With the Canthira Tree stars on the horizon, Imais had taken a spray of leaves from the earthly tree and put them in a jar with one of those deadly creatures, a scorpion, as well as a little mouse captured in the kitchen. As long as the mouse clung to the leaves in the top half of the jar, it could stay out of reach of the scorpion’s sting.
She had been looking for an omen, as she had done the time before, when she’d trapped a spray of vizail blossoms with the jar’s lid. That time the mouse had lived. Hosh didn’t understand why but Imais had said that the portent promised good fortune for him.
He didn’t want to know what she thought this second result of her cruelty might mean. He spoke before she could tell him.
‘The wizard, he wants to speak to someone. I need to find Nifai.’
‘His taint kills all.’ Imais spat on the ground.
Hosh knew from that gesture that she was talking about the wizard, not the overseer. Did she blame Anskal’s presence for whatever had gone wrong with her carefully prepared jar?
Hosh could think of any number of reasons why the mouse had died. Terror alone could have killed the poor little beast, trapped in a cloth-covered jar with a scorpion scuttling around the bottom.
‘I need to find Nifai,’ he repeated. ‘The wizard says he will let you go—there are terms,’ he added hastily as he saw desperate hope dawn in Imais’s dark eyes. ‘A bargain to be made.’ Surely the Aldabreshi would understand that?
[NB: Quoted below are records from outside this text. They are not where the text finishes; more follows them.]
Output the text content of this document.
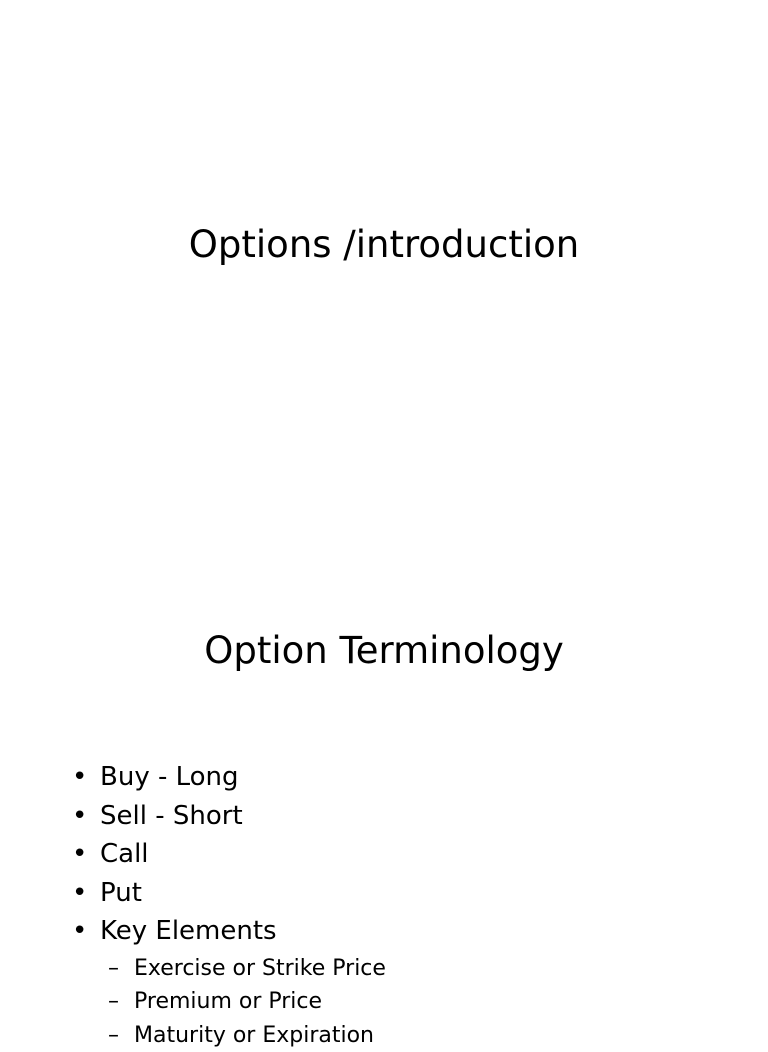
Options /introduction
Option Terminology
• Buy - Long
• Sell - Short
• Call
• Put
• Key Elements
– Exercise or Strike Price
– Premium or Price
– Maturity or Expiration
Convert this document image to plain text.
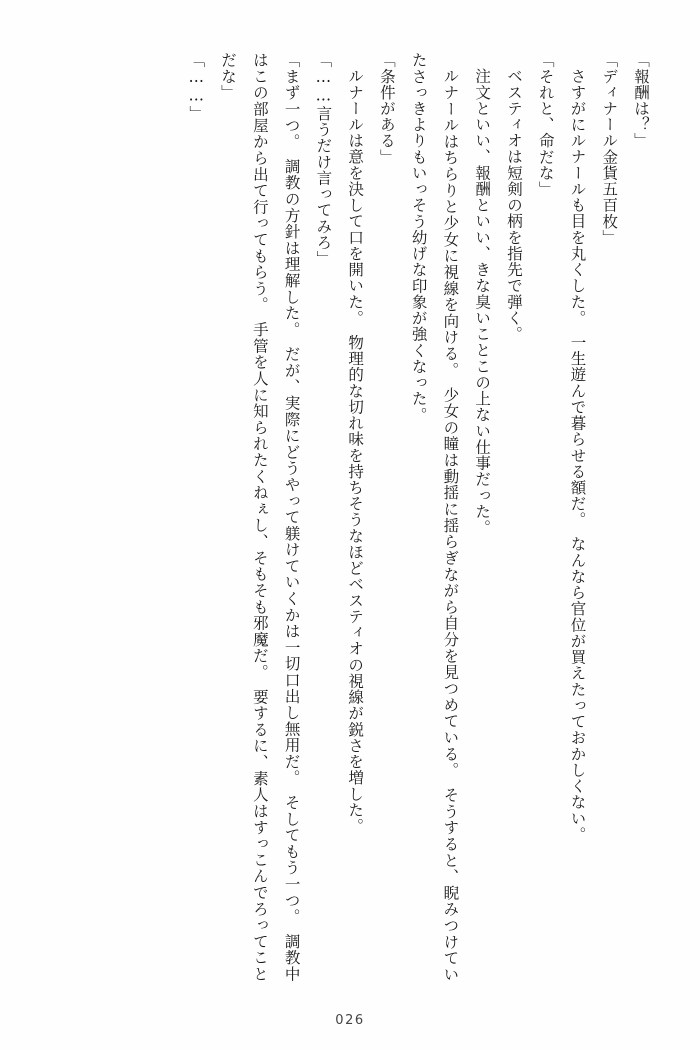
「報酬は？」

「ディナール金貨五百枚」

さすがにルナールも目を丸くした。　一生遊んで暮らせる額だ。　なんなら官位が買えたっておかしくない。

「それと、命だな」

ベスティオは短剣の柄を指先で弾く。

注文といい、報酬といい、きな臭いことこの上ない仕事だった。

ルナールはちらりと少女に視線を向ける。　少女の瞳は動揺に揺らぎながら自分を見つめている。　そうすると、睨みつけていたさっきよりもいっそう幼げな印象が強くなった。

「条件がある」

ルナールは意を決して口を開いた。　物理的な切れ味を持ちそうなほどベスティオの視線が鋭さを増した。

「……言うだけ言ってみろ」

「まず一つ。　調教の方針は理解した。　だが、実際にどうやって躾けていくかは一切口出し無用だ。　そしてもう一つ。　調教中はこの部屋から出て行ってもらう。　手管を人に知られたくねぇし、そもそも邪魔だ。　要するに、素人はすっこんでろってことだな」

「……」

026
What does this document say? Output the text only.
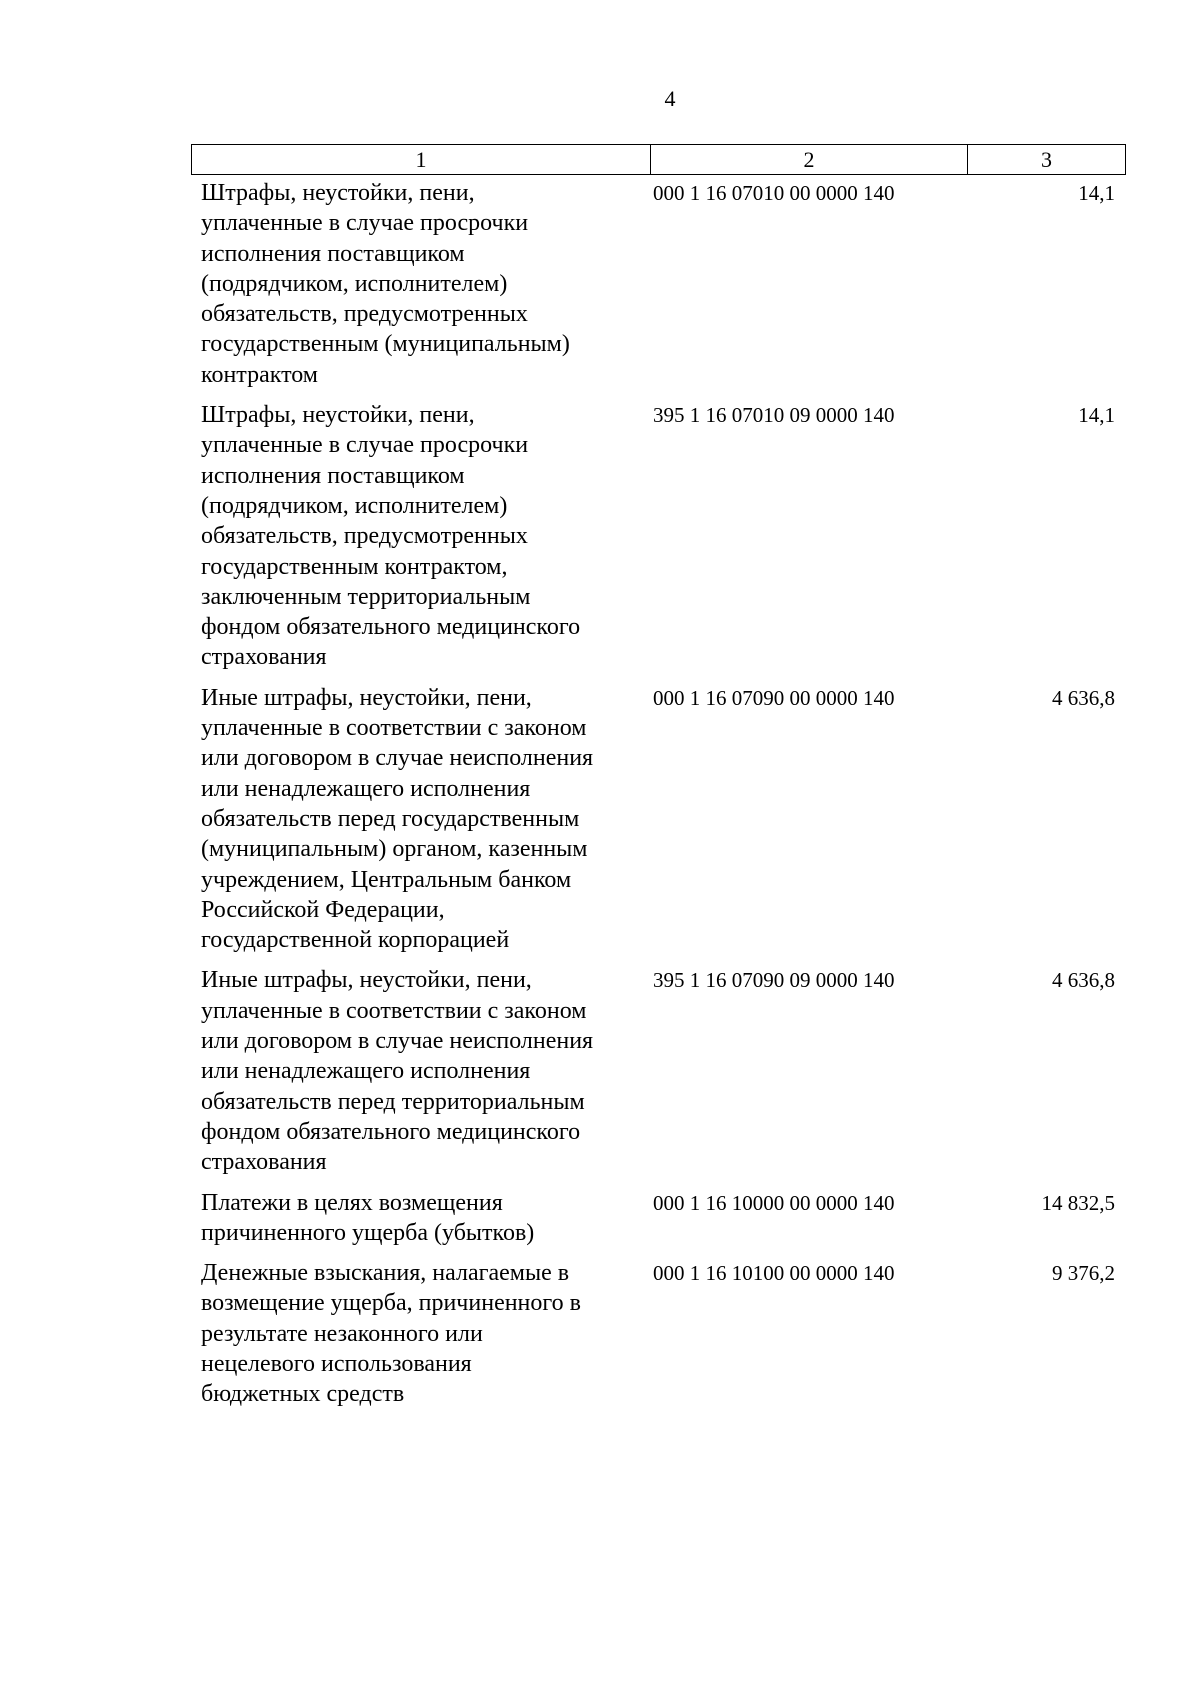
4
1	2	3
Штрафы, неустойки, пени,
уплаченные в случае просрочки
исполнения поставщиком
(подрядчиком, исполнителем)
обязательств, предусмотренных
государственным (муниципальным)
контрактом
000 1 16 07010 00 0000 140	14,1
Штрафы, неустойки, пени,
уплаченные в случае просрочки
исполнения поставщиком
(подрядчиком, исполнителем)
обязательств, предусмотренных
государственным контрактом,
заключенным территориальным
фондом обязательного медицинского
страхования
395 1 16 07010 09 0000 140	14,1
Иные штрафы, неустойки, пени,
уплаченные в соответствии с законом
или договором в случае неисполнения
или ненадлежащего исполнения
обязательств перед государственным
(муниципальным) органом, казенным
учреждением, Центральным банком
Российской Федерации,
государственной корпорацией
000 1 16 07090 00 0000 140	4 636,8
Иные штрафы, неустойки, пени,
уплаченные в соответствии с законом
или договором в случае неисполнения
или ненадлежащего исполнения
обязательств перед территориальным
фондом обязательного медицинского
страхования
395 1 16 07090 09 0000 140	4 636,8
Платежи в целях возмещения
причиненного ущерба (убытков)
000 1 16 10000 00 0000 140	14 832,5
Денежные взыскания, налагаемые в
возмещение ущерба, причиненного в
результате незаконного или
нецелевого использования
бюджетных средств
000 1 16 10100 00 0000 140	9 376,2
Imais stared at him for a long moment. ‘Have you seen Grewa?’
The rain rattled the leaves all around them.
Hosh blinked water out of his eyes. ‘Grewa?’
The blind corsair who had previously ruled this nest of thieves? Surely the only question was whether he had been inside that pavilion, shattered when Anskal struck, or had he burned alive along with his crew and hapless oar slaves when magical fire consumed his trireme.